Allegations that former News of the World editor Andy Coulson received two years’ contractual pay from News International while working as the Prime Minister’s communications chief have led to calls for a probe of Conservative election funding.
Coulson resigned from the editorship of News of the World in 2007 after the Sunday tabloid’s royal correspondent Clive Goodman and private detective Glen Mulcaire were jailed for phone hacking.
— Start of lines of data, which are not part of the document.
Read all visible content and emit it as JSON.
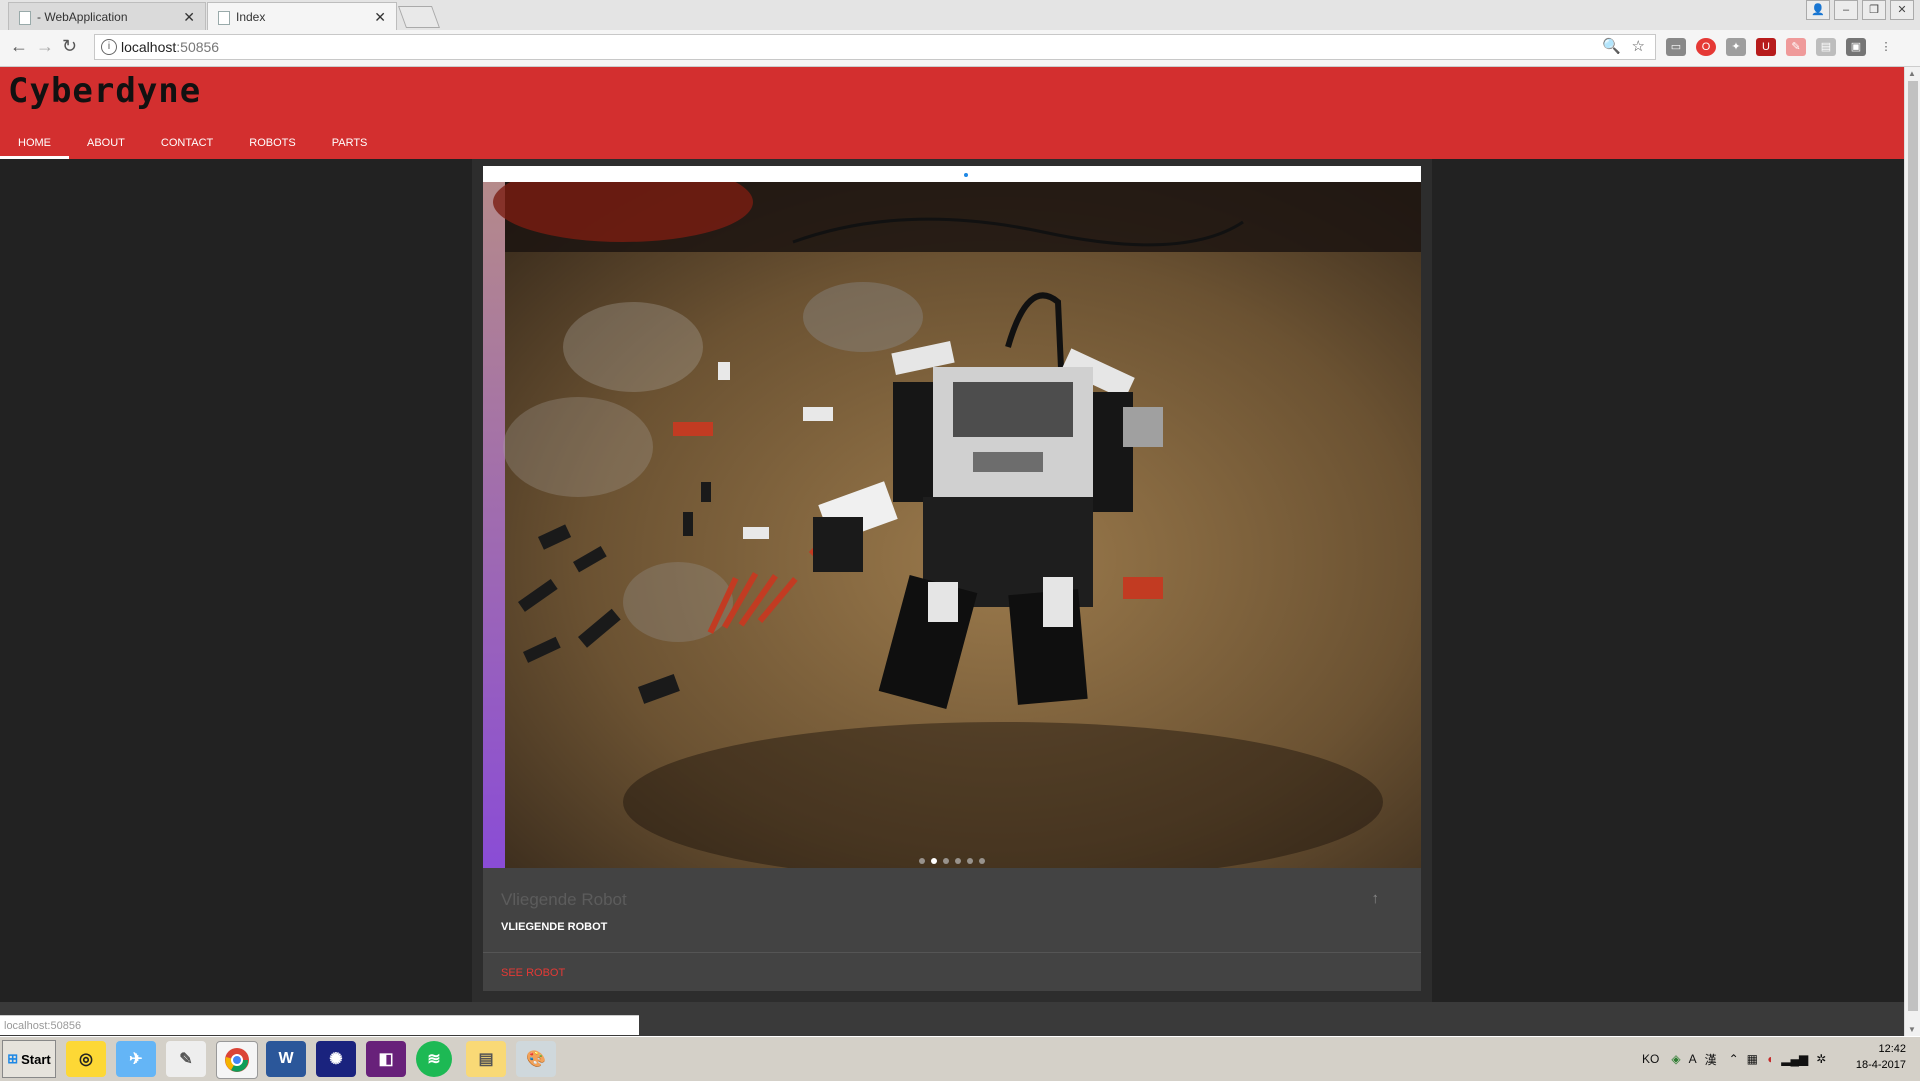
{
  "browser": {
    "tabs": [
      {
        "title": "- WebApplication"
      },
      {
        "title": "Index"
      }
    ],
    "address": {
      "host": "localhost",
      "port": ":50856"
    },
    "status_text": "localhost:50856"
  },
  "site": {
    "logo": "Cyberdyne",
    "nav": [
      {
        "label": "HOME"
      },
      {
        "label": "ABOUT"
      },
      {
        "label": "CONTACT"
      },
      {
        "label": "ROBOTS"
      },
      {
        "label": "PARTS"
      }
    ],
    "active_nav": "HOME",
    "colors": {
      "header": "#d32f2f",
      "action": "#e53935",
      "card": "#434343"
    }
  },
  "card": {
    "title": "Vliegende Robot",
    "subtitle": "VLIEGENDE ROBOT",
    "action": "SEE ROBOT",
    "slide_count": 6,
    "active_slide": 2
  },
  "taskbar": {
    "start_label": "Start",
    "apps": [
      "app-icon",
      "chrome-icon",
      "word-icon",
      "visual-studio-icon",
      "spotify-icon",
      "explorer-icon",
      "paint-icon"
    ],
    "lang": "KO",
    "time": "12:42",
    "date": "18-4-2017"
  }
}
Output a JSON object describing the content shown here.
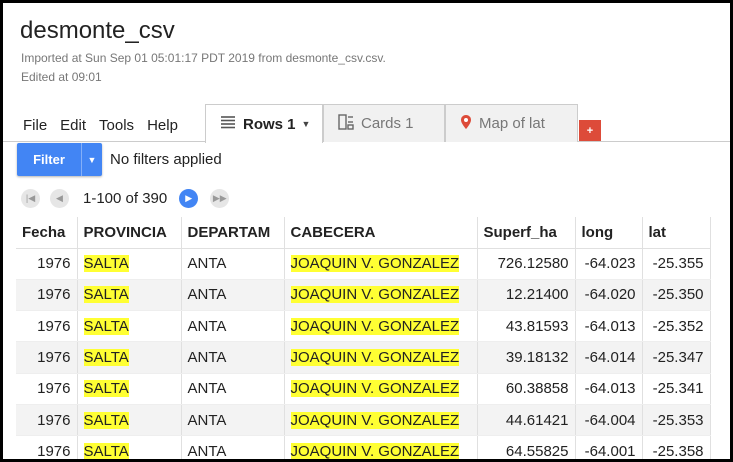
{
  "header": {
    "title": "desmonte_csv",
    "imported": "Imported at Sun Sep 01 05:01:17 PDT 2019 from desmonte_csv.csv.",
    "edited": "Edited at 09:01"
  },
  "menu": [
    "File",
    "Edit",
    "Tools",
    "Help"
  ],
  "tabs": [
    {
      "label": "Rows 1",
      "icon": "list-icon",
      "active": true
    },
    {
      "label": "Cards 1",
      "icon": "cards-icon",
      "active": false
    },
    {
      "label": "Map of lat",
      "icon": "map-pin-icon",
      "active": false
    }
  ],
  "add_tab_label": "+",
  "filter": {
    "button_label": "Filter",
    "status": "No filters applied"
  },
  "pager": {
    "range": "1-100 of 390"
  },
  "table": {
    "columns": [
      "Fecha",
      "PROVINCIA",
      "DEPARTAM",
      "CABECERA",
      "Superf_ha",
      "long",
      "lat"
    ],
    "rows": [
      [
        "1976",
        "SALTA",
        "ANTA",
        "JOAQUIN V. GONZALEZ",
        "726.12580",
        "-64.023",
        "-25.355"
      ],
      [
        "1976",
        "SALTA",
        "ANTA",
        "JOAQUIN V. GONZALEZ",
        "12.21400",
        "-64.020",
        "-25.350"
      ],
      [
        "1976",
        "SALTA",
        "ANTA",
        "JOAQUIN V. GONZALEZ",
        "43.81593",
        "-64.013",
        "-25.352"
      ],
      [
        "1976",
        "SALTA",
        "ANTA",
        "JOAQUIN V. GONZALEZ",
        "39.18132",
        "-64.014",
        "-25.347"
      ],
      [
        "1976",
        "SALTA",
        "ANTA",
        "JOAQUIN V. GONZALEZ",
        "60.38858",
        "-64.013",
        "-25.341"
      ],
      [
        "1976",
        "SALTA",
        "ANTA",
        "JOAQUIN V. GONZALEZ",
        "44.61421",
        "-64.004",
        "-25.353"
      ],
      [
        "1976",
        "SALTA",
        "ANTA",
        "JOAQUIN V. GONZALEZ",
        "64.55825",
        "-64.001",
        "-25.358"
      ]
    ]
  },
  "colors": {
    "accent": "#4285f4",
    "highlight": "#ffff33",
    "add_tab": "#dd4b39"
  }
}
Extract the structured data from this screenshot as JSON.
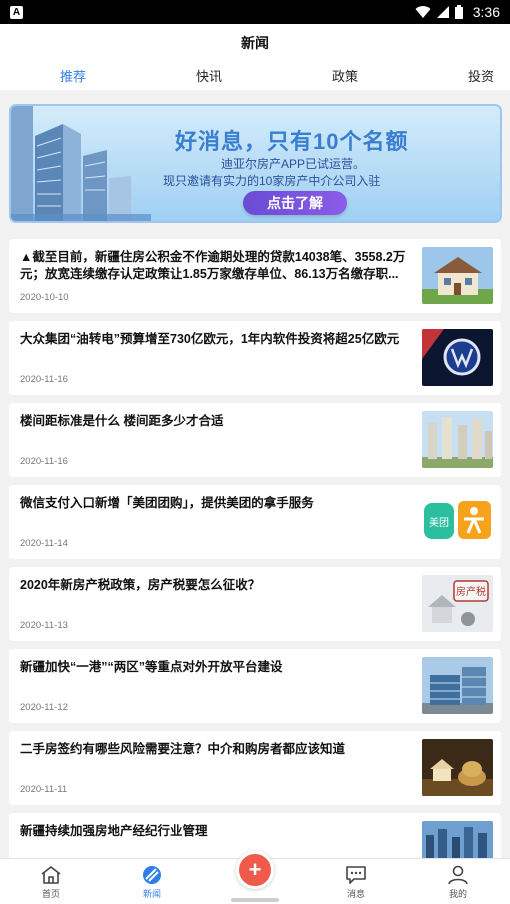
{
  "status_bar": {
    "time": "3:36",
    "app_badge": "A"
  },
  "header": {
    "title": "新闻"
  },
  "tabs": [
    {
      "label": "推荐",
      "active": true
    },
    {
      "label": "快讯",
      "active": false
    },
    {
      "label": "政策",
      "active": false
    },
    {
      "label": "投资",
      "active": false
    }
  ],
  "banner": {
    "headline": "好消息，只有10个名额",
    "line1": "迪亚尔房产APP已试运营。",
    "line2": "现只邀请有实力的10家房产中介公司入驻",
    "button": "点击了解"
  },
  "news": [
    {
      "title": "▲截至目前，新疆住房公积金不作逾期处理的贷款14038笔、3558.2万元；放宽连续缴存认定政策让1.85万家缴存单位、86.13万名缴存职...",
      "date": "2020-10-10",
      "thumb": "house"
    },
    {
      "title": "大众集团“油转电”预算增至730亿欧元，1年内软件投资将超25亿欧元",
      "date": "2020-11-16",
      "thumb": "vw-logo"
    },
    {
      "title": "楼间距标准是什么 楼间距多少才合适",
      "date": "2020-11-16",
      "thumb": "towers"
    },
    {
      "title": "微信支付入口新增「美团团购」，提供美团的拿手服务",
      "date": "2020-11-14",
      "thumb": "meituan"
    },
    {
      "title": "2020年新房产税政策，房产税要怎么征收？",
      "date": "2020-11-13",
      "thumb": "tax"
    },
    {
      "title": "新疆加快“一港”“两区”等重点对外开放平台建设",
      "date": "2020-11-12",
      "thumb": "office"
    },
    {
      "title": "二手房签约有哪些风险需要注意？中介和购房者都应该知道",
      "date": "2020-11-11",
      "thumb": "money-house"
    },
    {
      "title": "新疆持续加强房地产经纪行业管理",
      "date": "",
      "thumb": "city"
    }
  ],
  "bottom_nav": [
    {
      "label": "首页",
      "icon": "home-icon",
      "active": false
    },
    {
      "label": "新闻",
      "icon": "news-icon",
      "active": true
    },
    {
      "label": "消息",
      "icon": "message-icon",
      "active": false
    },
    {
      "label": "我的",
      "icon": "user-icon",
      "active": false
    }
  ],
  "fab": {
    "symbol": "+"
  },
  "colors": {
    "accent": "#2f7ee8",
    "fab": "#f05a4a",
    "banner_button": "#7a52de"
  }
}
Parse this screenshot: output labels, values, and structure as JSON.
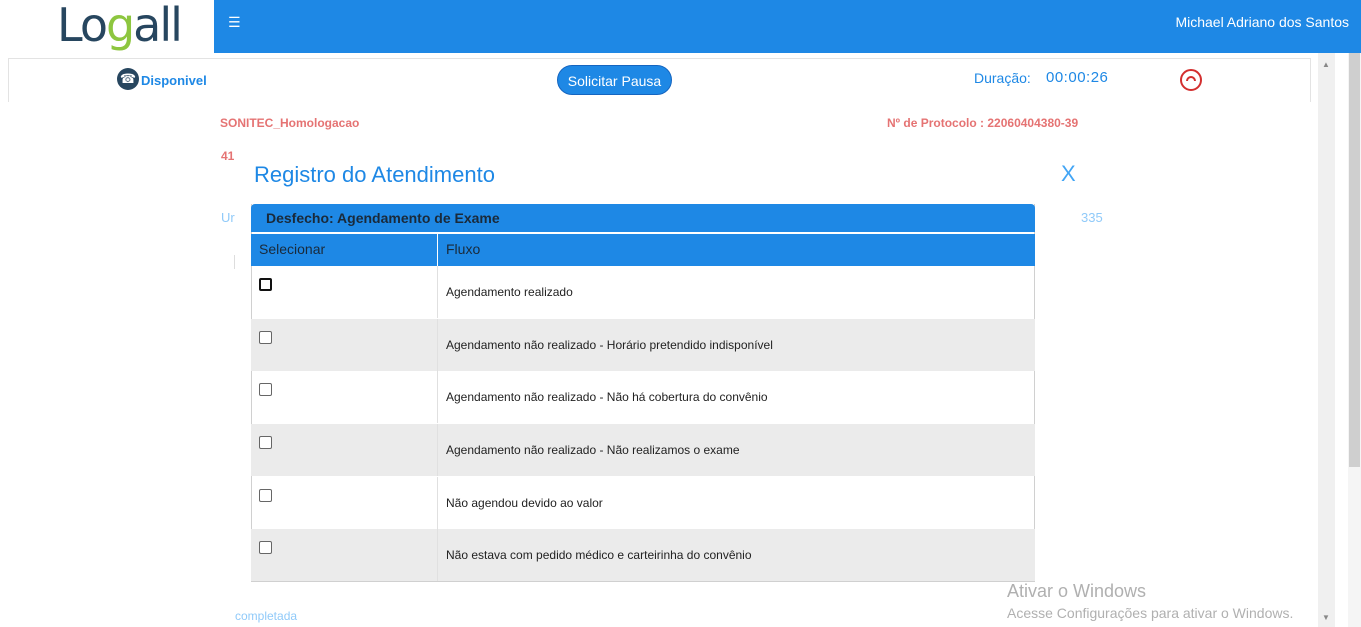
{
  "header": {
    "logo_text": "Logall",
    "user_name": "Michael Adriano dos Santos"
  },
  "status": {
    "availability": "Disponivel",
    "pause_button": "Solicitar Pausa",
    "duration_label": "Duração:",
    "duration_value": "00:00:26"
  },
  "background": {
    "company": "SONITEC_Homologacao",
    "protocol": "Nº de Protocolo : 22060404380-39",
    "fragment_41": "41",
    "fragment_ur": "Ur",
    "fragment_35": "335",
    "fragment_completada": "completada"
  },
  "modal": {
    "title": "Registro do Atendimento",
    "close_label": "X",
    "panel_title": "Desfecho: Agendamento de Exame",
    "columns": [
      "Selecionar",
      "Fluxo"
    ],
    "rows": [
      {
        "label": "Agendamento realizado"
      },
      {
        "label": "Agendamento não realizado - Horário pretendido indisponível"
      },
      {
        "label": "Agendamento não realizado - Não há cobertura do convênio"
      },
      {
        "label": "Agendamento não realizado - Não realizamos o exame"
      },
      {
        "label": "Não agendou devido ao valor"
      },
      {
        "label": "Não estava com pedido médico e carteirinha do convênio"
      }
    ]
  },
  "watermark": {
    "line1": "Ativar o Windows",
    "line2": "Acesse Configurações para ativar o Windows."
  },
  "icons": {
    "menu": "hamburger-icon",
    "phone": "phone-icon",
    "hangup": "hangup-icon"
  },
  "colors": {
    "brand_blue": "#1e88e5",
    "alert_red": "#e57373"
  }
}
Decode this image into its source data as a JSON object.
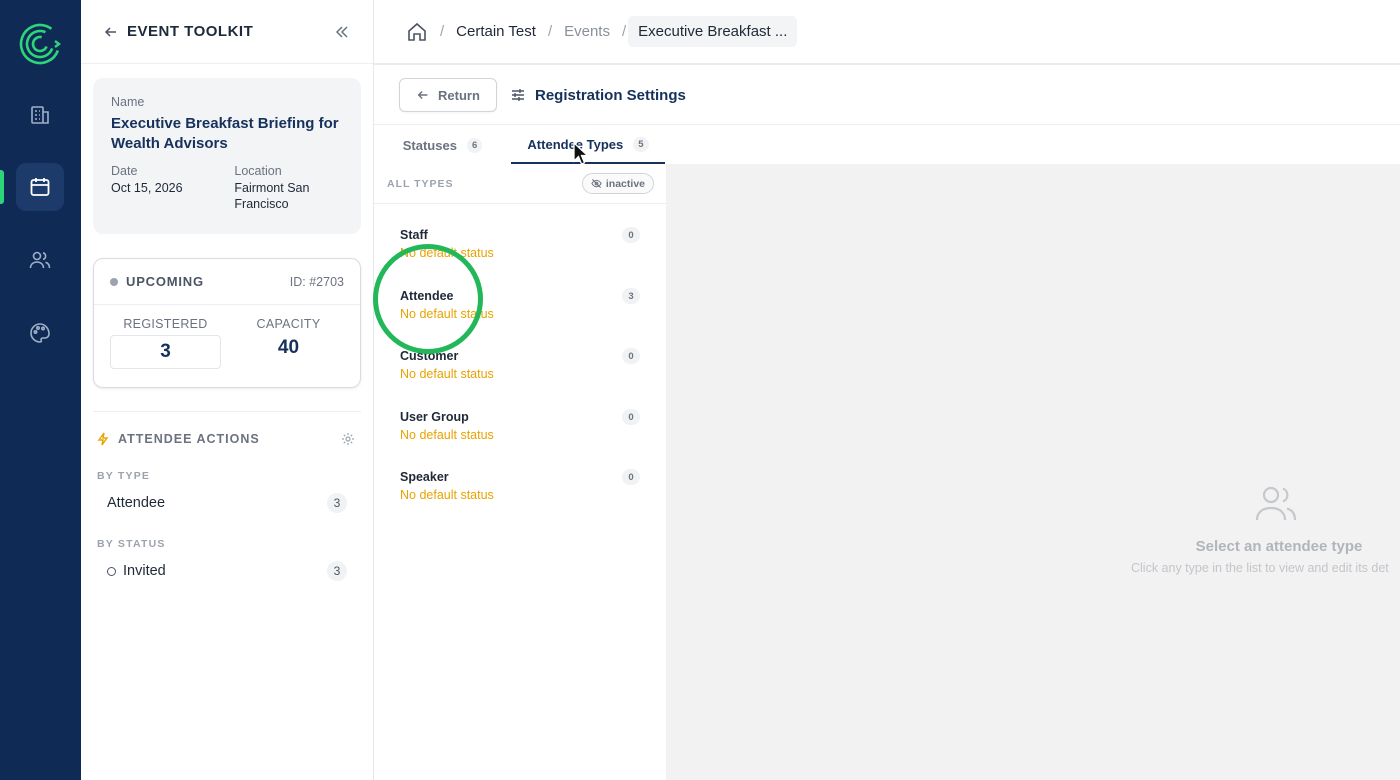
{
  "rail": {
    "items": [
      "building-icon",
      "calendar-icon",
      "users-icon",
      "palette-icon"
    ],
    "active": "calendar-icon",
    "colors": {
      "bg": "#0e2a55",
      "accent": "#2ed47a"
    }
  },
  "toolkit": {
    "title": "EVENT TOOLKIT",
    "info": {
      "name_label": "Name",
      "name": "Executive Breakfast Briefing for Wealth Advisors",
      "date_label": "Date",
      "date": "Oct 15, 2026",
      "location_label": "Location",
      "location": "Fairmont San Francisco"
    },
    "status": {
      "label": "UPCOMING",
      "id": "ID: #2703",
      "registered_label": "REGISTERED",
      "registered": "3",
      "capacity_label": "CAPACITY",
      "capacity": "40"
    },
    "actions": {
      "title": "ATTENDEE ACTIONS",
      "by_type_label": "BY TYPE",
      "by_type": [
        {
          "label": "Attendee",
          "count": "3"
        }
      ],
      "by_status_label": "BY STATUS",
      "by_status": [
        {
          "label": "Invited",
          "count": "3"
        }
      ]
    }
  },
  "breadcrumb": {
    "items": [
      "Certain Test",
      "Events",
      "Executive Breakfast ..."
    ]
  },
  "subbar": {
    "return_label": "Return",
    "title": "Registration Settings"
  },
  "tabs": [
    {
      "label": "Statuses",
      "badge": "6"
    },
    {
      "label": "Attendee Types",
      "badge": "5",
      "active": true
    }
  ],
  "type_list": {
    "header": "ALL TYPES",
    "inactive_label": "inactive",
    "items": [
      {
        "name": "Staff",
        "status": "No default status",
        "count": "0"
      },
      {
        "name": "Attendee",
        "status": "No default status",
        "count": "3"
      },
      {
        "name": "Customer",
        "status": "No default status",
        "count": "0"
      },
      {
        "name": "User Group",
        "status": "No default status",
        "count": "0"
      },
      {
        "name": "Speaker",
        "status": "No default status",
        "count": "0"
      }
    ]
  },
  "detail": {
    "empty_title": "Select an attendee type",
    "empty_sub": "Click any type in the list to view and edit its det"
  }
}
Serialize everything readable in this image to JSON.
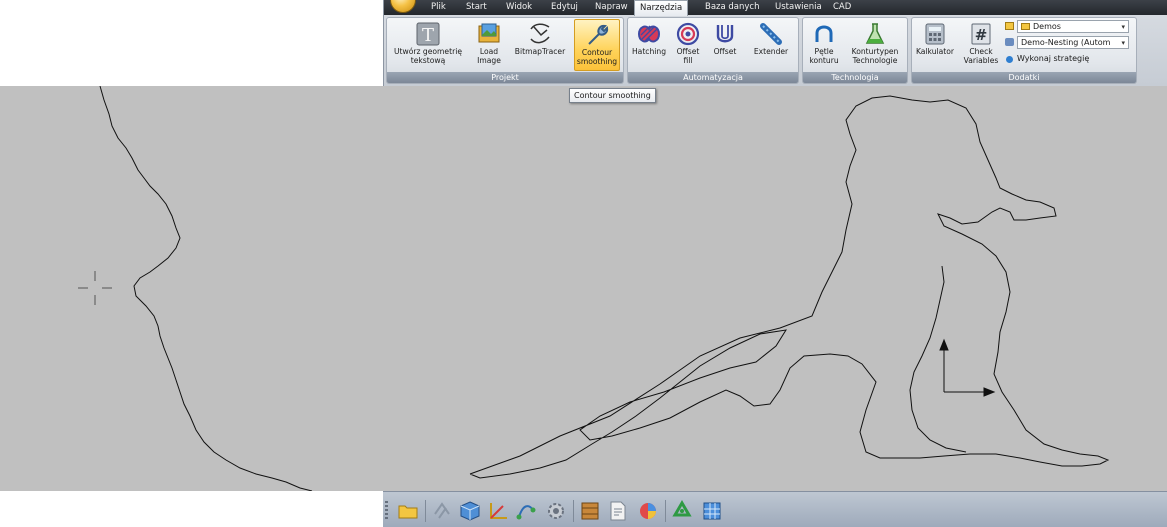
{
  "menubar": {
    "tabs": [
      {
        "label": "Plik"
      },
      {
        "label": "Start"
      },
      {
        "label": "Widok"
      },
      {
        "label": "Edytuj"
      },
      {
        "label": "Napraw"
      },
      {
        "label": "Narzędzia"
      },
      {
        "label": "Baza danych"
      },
      {
        "label": "Ustawienia"
      },
      {
        "label": "CAD"
      }
    ],
    "active_tab": "Narzędzia"
  },
  "ribbon": {
    "groups": {
      "projekt": {
        "label": "Projekt",
        "buttons": [
          {
            "label": "Utwórz geometrię\ntekstową",
            "icon": "text-geometry-icon"
          },
          {
            "label": "Load\nImage",
            "icon": "load-image-icon"
          },
          {
            "label": "BitmapTracer",
            "icon": "bitmap-tracer-icon"
          },
          {
            "label": "Contour\nsmoothing",
            "icon": "wrench-icon",
            "active": true
          }
        ]
      },
      "automatyzacja": {
        "label": "Automatyzacja",
        "buttons": [
          {
            "label": "Hatching",
            "icon": "hatching-icon"
          },
          {
            "label": "Offset\nfill",
            "icon": "offset-fill-icon"
          },
          {
            "label": "Offset",
            "icon": "offset-icon"
          },
          {
            "label": "Extender",
            "icon": "extender-icon"
          }
        ]
      },
      "technologia": {
        "label": "Technologia",
        "buttons": [
          {
            "label": "Pętle\nkonturu",
            "icon": "contour-loop-icon"
          },
          {
            "label": "Konturtypen\nTechnologie",
            "icon": "flask-icon"
          }
        ]
      },
      "dodatki": {
        "label": "Dodatki",
        "buttons": [
          {
            "label": "Kalkulator",
            "icon": "calculator-icon"
          },
          {
            "label": "Check\nVariables",
            "icon": "hash-icon"
          }
        ],
        "folder_dropdown": "Demos",
        "strategy_dropdown": "Demo-Nesting (Autom",
        "run_strategy_label": "Wykonaj strategię"
      }
    }
  },
  "tooltip": {
    "text": "Contour smoothing"
  },
  "colors": {
    "canvas_bg": "#c0c0c0",
    "contour": "#111111",
    "active_button": "#ffd35a",
    "group_label_bg": "#8a96a6"
  },
  "bottom_toolbar": {
    "icons": [
      "folder-icon",
      "layers-icon",
      "cube-icon",
      "axes-icon",
      "node-edit-icon",
      "gear-icon",
      "film-icon",
      "document-icon",
      "paint-icon",
      "recycle-icon",
      "grid-icon"
    ]
  }
}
He took up the £275,000 per annum post of director of communications for the Conservative Party in July 2007.
But the BBC’s business editor Robert Peston has now claimed that Coulson received a pay-off of hundreds of thousands of pounds from News International as part of his severance package, under what is known as a ‘compromise agreement’.
The package included two year’s salary and Coulson was also allowed to keep other benefits such as private healthcare for three years and his company car, Peston said.
BBC sources intimated that Coulson's contractual leaving pay was assigned in various instalments until the end of 2007. This would imply that he continued to be linked financially to his former employer for a number of months while also working as David Cameron’s key media advisor.
According to the Independent, the revelations have led Labour MP Tom Watson, who has played a lead role in uncovering the NotW telephone hacking scandal, to call on the Electoral Commission to investigate whether Rupert Murdoch’s newspaper empire was covertly funding the Tory Party while Cameron was leader of the opposition.
Watson said last night: “Did anyone at the Conservative Party know about these payments to Andy Coulson? If these were discretionary payments, they must surely constitute an undeclared donation to the Conservative Party. I will be asking the Electoral Commission to investigate.”
News International refused to comment.